Toronto Council voted overwhelmingly to put the brakes on a new bylaw that was to have banned reusable plastic bags in Toronto retailers as of Jan. 1 next year.
The bylaw had been approved back in the summer, when Willowdale Councillor David Shiner moved an amendment to a motion by Mayor Rob Ford to end the mandatory plastic bag fee imposed by the previous administration.
Both the old fee, and Shiner’s amendment, were intended to curb the use of plastic bags and keep them out of both landfills and the environment.
Since then, the snap decision had retailers and the plastics industry up in arms, and the city was facing two lawsuits over the bylaw, which had no public consultation.
On Wednesday, Nov. 28, council had before it the final draft of the bylaw — which ordinarily would be a routine matter.
But in light of the legal challenges, council voted on a confidential set of recommendations which amount to the cancellation of the bag fee.
“I think the public will be very pleased with this,” said public works and infrastructure committee chair Denzil Minnan-Wong. “I believe we made a significant mistake in the way this was adopted and I’m hopeful that council will learn from that.”
After the vote, Minnan-Wong said the city had given instructions to staff to go to industry groups with an offer.
“My suspicion is that they will be quite satisfied with the decision that council has made and the instruction we’ve given to our lawyers,” he said.

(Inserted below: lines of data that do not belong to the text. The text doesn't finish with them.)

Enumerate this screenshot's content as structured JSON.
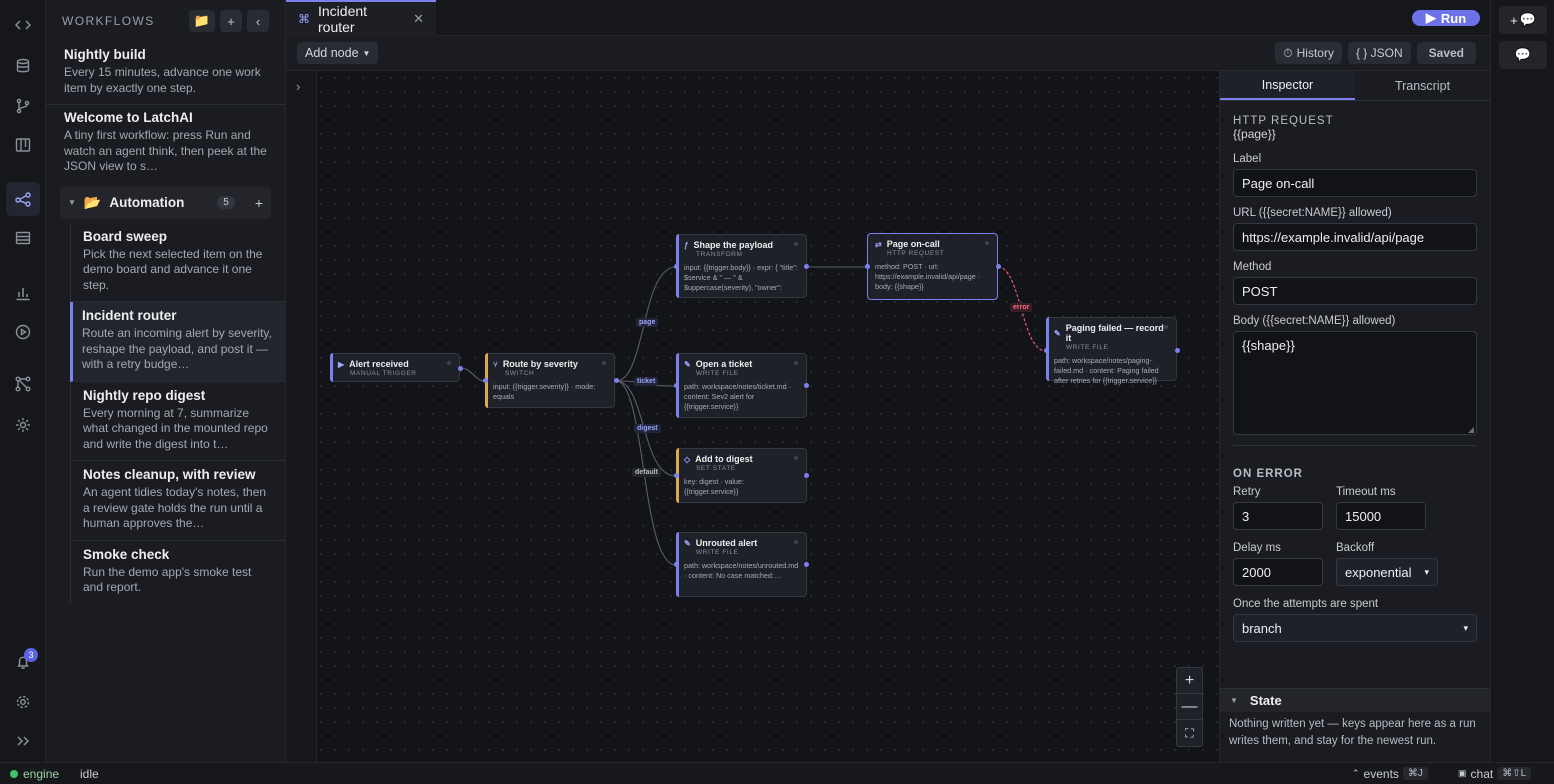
{
  "rail": {
    "items": [
      "code-icon",
      "database-icon",
      "branch-icon",
      "board-icon",
      "workflow-icon",
      "table-icon",
      "chart-icon",
      "play-icon",
      "graph-icon",
      "settings-cog-icon"
    ],
    "notifications_count": "3"
  },
  "sidebar": {
    "title": "WORKFLOWS",
    "workflows": [
      {
        "name": "Nightly build",
        "desc": "Every 15 minutes, advance one work item by exactly one step."
      },
      {
        "name": "Welcome to LatchAI",
        "desc": "A tiny first workflow: press Run and watch an agent think, then peek at the JSON view to s…"
      }
    ],
    "folder": {
      "name": "Automation",
      "count": "5",
      "items": [
        {
          "name": "Board sweep",
          "desc": "Pick the next selected item on the demo board and advance it one step."
        },
        {
          "name": "Incident router",
          "desc": "Route an incoming alert by severity, reshape the payload, and post it — with a retry budge…"
        },
        {
          "name": "Nightly repo digest",
          "desc": "Every morning at 7, summarize what changed in the mounted repo and write the digest into t…"
        },
        {
          "name": "Notes cleanup, with review",
          "desc": "An agent tidies today's notes, then a review gate holds the run until a human approves the…"
        },
        {
          "name": "Smoke check",
          "desc": "Run the demo app's smoke test and report."
        }
      ]
    }
  },
  "tab": {
    "label": "Incident router",
    "icon": "⌘"
  },
  "run_label": "Run",
  "toolbar": {
    "add_node": "Add node",
    "history": "History",
    "json": "{ } JSON",
    "saved": "Saved"
  },
  "nodes": {
    "alert": {
      "title": "Alert received",
      "kind": "MANUAL TRIGGER"
    },
    "route": {
      "title": "Route by severity",
      "kind": "SWITCH",
      "body": "input: {{trigger.severity}} · mode: equals"
    },
    "shape": {
      "title": "Shape the payload",
      "kind": "TRANSFORM",
      "body": "input: {{trigger.body}} · expr: { \"title\": $service & \" — \" & $uppercase(severity), \"owner\":"
    },
    "page": {
      "title": "Page on-call",
      "kind": "HTTP REQUEST",
      "body": "method: POST · url: https://example.invalid/api/page · body: {{shape}}"
    },
    "fail": {
      "title": "Paging failed — record it",
      "kind": "WRITE FILE",
      "body": "path: workspace/notes/paging-failed.md · content: Paging failed after retries for {{trigger.service}}"
    },
    "ticket": {
      "title": "Open a ticket",
      "kind": "WRITE FILE",
      "body": "path: workspace/notes/ticket.md · content: Sev2 alert for {{trigger.service}}"
    },
    "digest": {
      "title": "Add to digest",
      "kind": "SET STATE",
      "body": "key: digest · value: {{trigger.service}}"
    },
    "unrouted": {
      "title": "Unrouted alert",
      "kind": "WRITE FILE",
      "body": "path: workspace/notes/unrouted.md · content: No case matched:…"
    }
  },
  "edge_labels": {
    "page": "page",
    "ticket": "ticket",
    "digest": "digest",
    "default": "default",
    "error": "error"
  },
  "inspector": {
    "tabs": [
      "Inspector",
      "Transcript"
    ],
    "kind": "HTTP REQUEST",
    "sub": "{{page}}",
    "label_label": "Label",
    "label_value": "Page on-call",
    "url_label": "URL ({{secret:NAME}} allowed)",
    "url_value": "https://example.invalid/api/page",
    "method_label": "Method",
    "method_value": "POST",
    "body_label": "Body ({{secret:NAME}} allowed)",
    "body_value": "{{shape}}",
    "on_error": "ON ERROR",
    "retry_label": "Retry",
    "retry_value": "3",
    "timeout_label": "Timeout ms",
    "timeout_value": "15000",
    "delay_label": "Delay ms",
    "delay_value": "2000",
    "backoff_label": "Backoff",
    "backoff_value": "exponential",
    "spent_label": "Once the attempts are spent",
    "spent_value": "branch",
    "state_title": "State",
    "state_body": "Nothing written yet — keys appear here as a run writes them, and stay for the newest run."
  },
  "statusbar": {
    "engine": "engine",
    "state": "idle",
    "events": "events",
    "events_kbd": "⌘J",
    "chat": "chat",
    "chat_kbd": "⌘⇧L"
  }
}
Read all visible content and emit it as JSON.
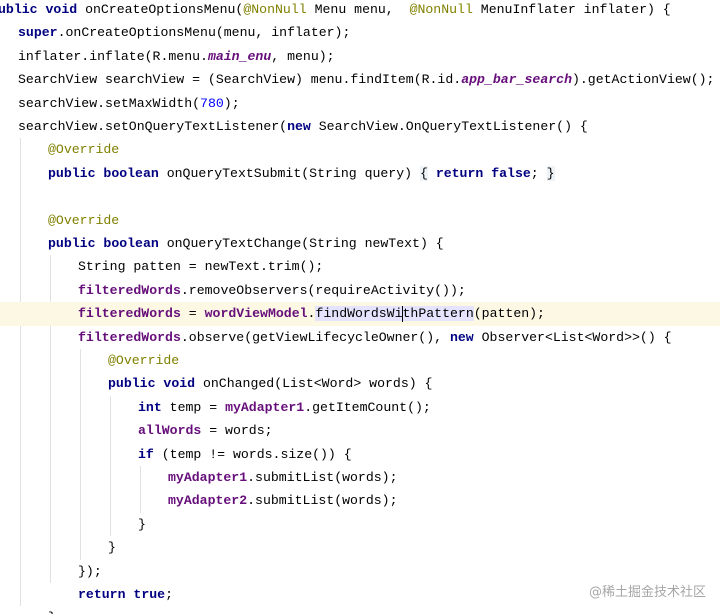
{
  "editor": {
    "lines": [
      {
        "id": "l1",
        "parts": [
          {
            "t": "ublic",
            "c": "kw"
          },
          {
            "t": " "
          },
          {
            "t": "void",
            "c": "kw"
          },
          {
            "t": " onCreateOptionsMenu("
          },
          {
            "t": "@NonNull",
            "c": "ann"
          },
          {
            "t": " Menu menu,  "
          },
          {
            "t": "@NonNull",
            "c": "ann"
          },
          {
            "t": " MenuInflater inflater) {"
          }
        ]
      },
      {
        "id": "l2",
        "parts": [
          {
            "t": "super",
            "c": "kw"
          },
          {
            "t": ".onCreateOptionsMenu(menu, inflater);"
          }
        ]
      },
      {
        "id": "l3",
        "parts": [
          {
            "t": "inflater.inflate(R.menu."
          },
          {
            "t": "main_enu",
            "c": "field-it"
          },
          {
            "t": ", menu);"
          }
        ]
      },
      {
        "id": "l4",
        "parts": [
          {
            "t": "SearchView searchView = (SearchView) menu.findItem(R.id."
          },
          {
            "t": "app_bar_search",
            "c": "field-it"
          },
          {
            "t": ").getActionView();"
          }
        ]
      },
      {
        "id": "l5",
        "parts": [
          {
            "t": "searchView.setMaxWidth("
          },
          {
            "t": "780",
            "c": "num"
          },
          {
            "t": ");"
          }
        ]
      },
      {
        "id": "l6",
        "parts": [
          {
            "t": "searchView.setOnQueryTextListener("
          },
          {
            "t": "new",
            "c": "kw"
          },
          {
            "t": " SearchView.OnQueryTextListener() {"
          }
        ]
      },
      {
        "id": "l7",
        "parts": [
          {
            "t": "@Override",
            "c": "ann"
          }
        ]
      },
      {
        "id": "l8",
        "parts": [
          {
            "t": "public",
            "c": "kw"
          },
          {
            "t": " "
          },
          {
            "t": "boolean",
            "c": "kw"
          },
          {
            "t": " onQueryTextSubmit(String query) "
          },
          {
            "t": "{",
            "c": "brace-hl"
          },
          {
            "t": " "
          },
          {
            "t": "return",
            "c": "kw"
          },
          {
            "t": " "
          },
          {
            "t": "false",
            "c": "kw"
          },
          {
            "t": "; "
          },
          {
            "t": "}",
            "c": "brace-hl"
          }
        ]
      },
      {
        "id": "l9",
        "parts": []
      },
      {
        "id": "l10",
        "parts": [
          {
            "t": "@Override",
            "c": "ann"
          }
        ]
      },
      {
        "id": "l11",
        "parts": [
          {
            "t": "public",
            "c": "kw"
          },
          {
            "t": " "
          },
          {
            "t": "boolean",
            "c": "kw"
          },
          {
            "t": " onQueryTextChange(String newText) {"
          }
        ]
      },
      {
        "id": "l12",
        "parts": [
          {
            "t": "String patten = newText.trim();"
          }
        ]
      },
      {
        "id": "l13",
        "parts": [
          {
            "t": "filteredWords",
            "c": "field"
          },
          {
            "t": ".removeObservers(requireActivity());"
          }
        ]
      },
      {
        "id": "l14",
        "parts": [
          {
            "t": "filteredWords",
            "c": "field"
          },
          {
            "t": " = "
          },
          {
            "t": "wordViewModel",
            "c": "field"
          },
          {
            "t": "."
          },
          {
            "t": "findWordsWi",
            "c": "hl"
          },
          {
            "caret": true
          },
          {
            "t": "thPattern",
            "c": "hl"
          },
          {
            "t": "(patten);"
          }
        ]
      },
      {
        "id": "l15",
        "parts": [
          {
            "t": "filteredWords",
            "c": "field"
          },
          {
            "t": ".observe(getViewLifecycleOwner(), "
          },
          {
            "t": "new",
            "c": "kw"
          },
          {
            "t": " Observer<List<Word>>() {"
          }
        ]
      },
      {
        "id": "l16",
        "parts": [
          {
            "t": "@Override",
            "c": "ann"
          }
        ]
      },
      {
        "id": "l17",
        "parts": [
          {
            "t": "public",
            "c": "kw"
          },
          {
            "t": " "
          },
          {
            "t": "void",
            "c": "kw"
          },
          {
            "t": " onChanged(List<Word> words) {"
          }
        ]
      },
      {
        "id": "l18",
        "parts": [
          {
            "t": "int",
            "c": "kw"
          },
          {
            "t": " temp = "
          },
          {
            "t": "myAdapter1",
            "c": "field"
          },
          {
            "t": ".getItemCount();"
          }
        ]
      },
      {
        "id": "l19",
        "parts": [
          {
            "t": "allWords",
            "c": "field"
          },
          {
            "t": " = words;"
          }
        ]
      },
      {
        "id": "l20",
        "parts": [
          {
            "t": "if",
            "c": "kw"
          },
          {
            "t": " (temp != words.size()) {"
          }
        ]
      },
      {
        "id": "l21",
        "parts": [
          {
            "t": "myAdapter1",
            "c": "field"
          },
          {
            "t": ".submitList(words);"
          }
        ]
      },
      {
        "id": "l22",
        "parts": [
          {
            "t": "myAdapter2",
            "c": "field"
          },
          {
            "t": ".submitList(words);"
          }
        ]
      },
      {
        "id": "l23",
        "parts": [
          {
            "t": "}"
          }
        ]
      },
      {
        "id": "l24",
        "parts": [
          {
            "t": "}"
          }
        ]
      },
      {
        "id": "l25",
        "parts": [
          {
            "t": "});"
          }
        ]
      },
      {
        "id": "l26",
        "parts": [
          {
            "t": "return",
            "c": "kw"
          },
          {
            "t": " "
          },
          {
            "t": "true",
            "c": "kw"
          },
          {
            "t": ";"
          }
        ]
      },
      {
        "id": "l27",
        "parts": [
          {
            "t": "}"
          }
        ]
      }
    ]
  },
  "watermark": "@稀土掘金技术社区"
}
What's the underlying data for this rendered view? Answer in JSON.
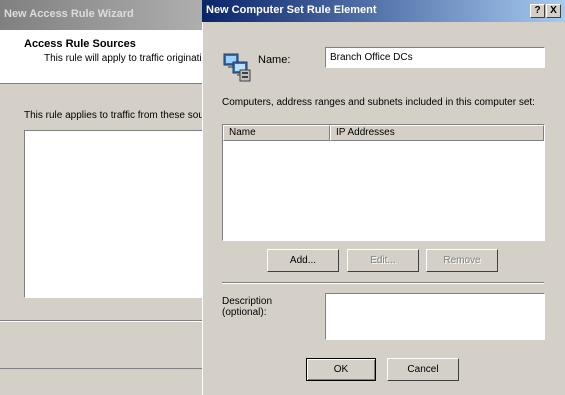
{
  "wizard": {
    "title": "New Access Rule Wizard",
    "heading": "Access Rule Sources",
    "subtitle": "This rule will apply to traffic originati",
    "applies_text": "This rule applies to traffic from these sou"
  },
  "dialog": {
    "title": "New Computer Set Rule Element",
    "help_label": "?",
    "close_label": "X",
    "name_label": "Name:",
    "name_value": "Branch Office DCs",
    "list_caption": "Computers, address ranges and subnets included in this computer set:",
    "columns": [
      "Name",
      "IP Addresses"
    ],
    "add_label": "Add...",
    "edit_label": "Edit...",
    "remove_label": "Remove",
    "description_label_line1": "Description",
    "description_label_line2": "(optional):",
    "ok_label": "OK",
    "cancel_label": "Cancel"
  },
  "icons": {
    "computer_set": "computer-set-icon"
  }
}
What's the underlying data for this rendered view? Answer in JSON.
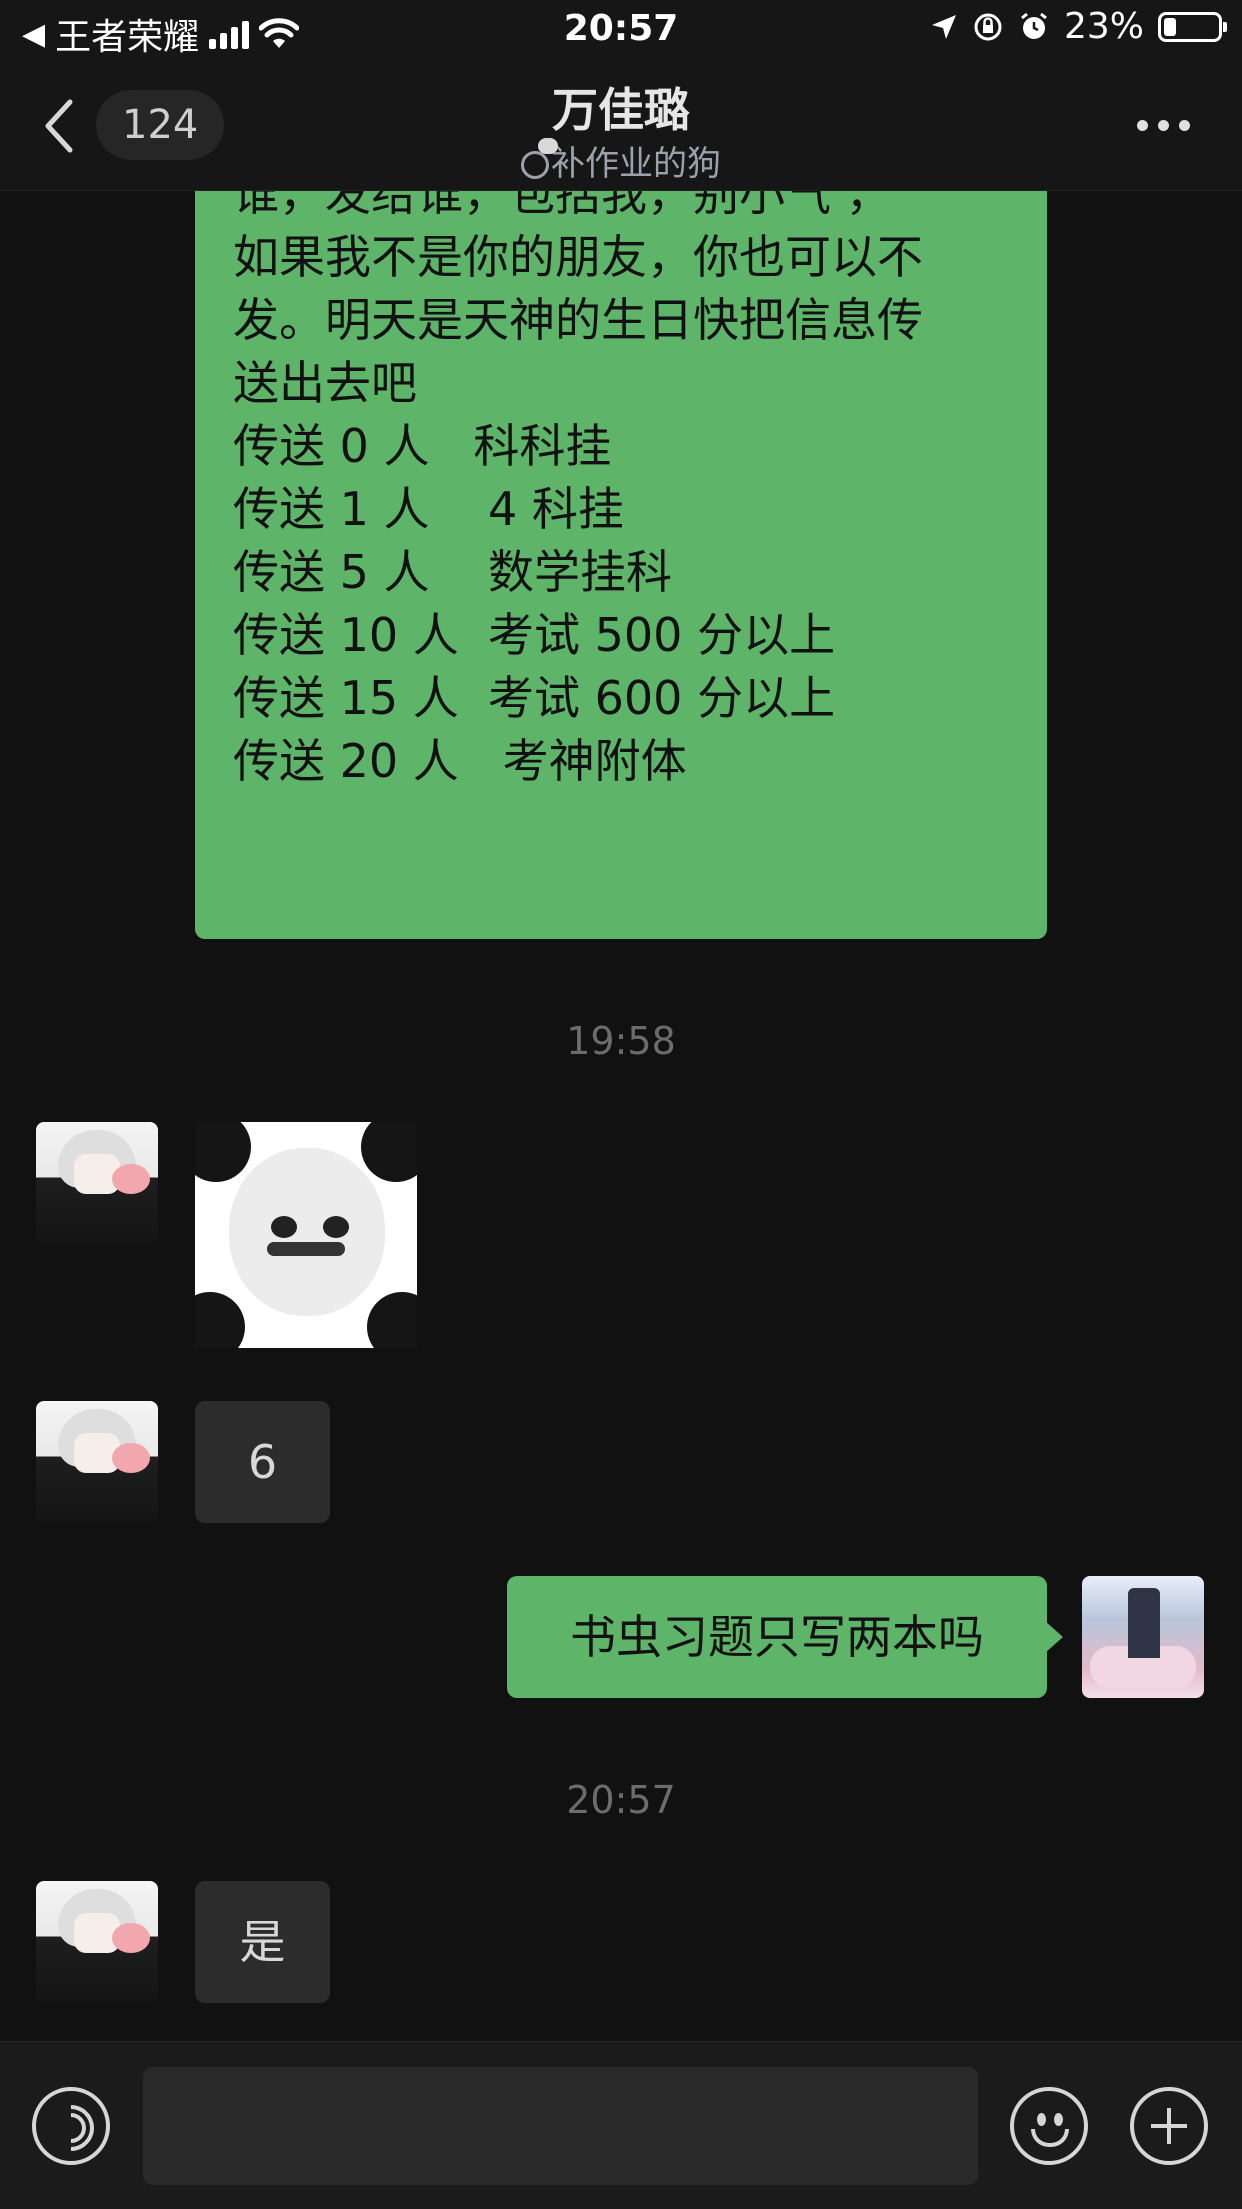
{
  "status_bar": {
    "carrier": "王者荣耀",
    "time": "20:57",
    "battery": "23%"
  },
  "nav": {
    "badge": "124",
    "title": "万佳璐",
    "subtitle": "补作业的狗"
  },
  "messages": {
    "chain_lines": [
      "谁，发给谁，包括我，别小气 ，",
      "如果我不是你的朋友，你也可以不",
      "发。明天是天神的生日快把信息传",
      "送出去吧",
      "",
      "传送 0 人   科科挂",
      "传送 1 人    4 科挂",
      "传送 5 人    数学挂科",
      "传送 10 人  考试 500 分以上",
      "传送 15 人  考试 600 分以上",
      "传送 20 人   考神附体"
    ],
    "time_1": "19:58",
    "reply_six": "6",
    "my_message": "书虫习题只写两本吗",
    "time_2": "20:57",
    "reply_yes": "是"
  },
  "input": {
    "value": ""
  }
}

Industry representatives at the meeting were pleased.
“We’re very happy council made the right decision today on behalf of all Torontonians,” said Joe Hruska of the Canadian Plastic Bag Association.
“It will save thousands of jobs. It’s a confidential report so we don’t know what’s in there. But the best we can tell right now is the bag ban is not enacted.”
But the same couldn’t be said for environmentalists.
“This is a bad decision for the environment; this is a bad decision for Torontonians,” said Emily Alfred with the Toronto Environmental Alliance.
“Instead of good policy making and good decision making at city hall this got mired in politics and a pet project by the mayor. We’re disappointed. This would have been a great symbolic decision to move ahead with the bag ban.”
Council also approved a motion to study other ways to curb the use of plastic bags. That report will come forward to the public works and infrastructure committee in June of 2013.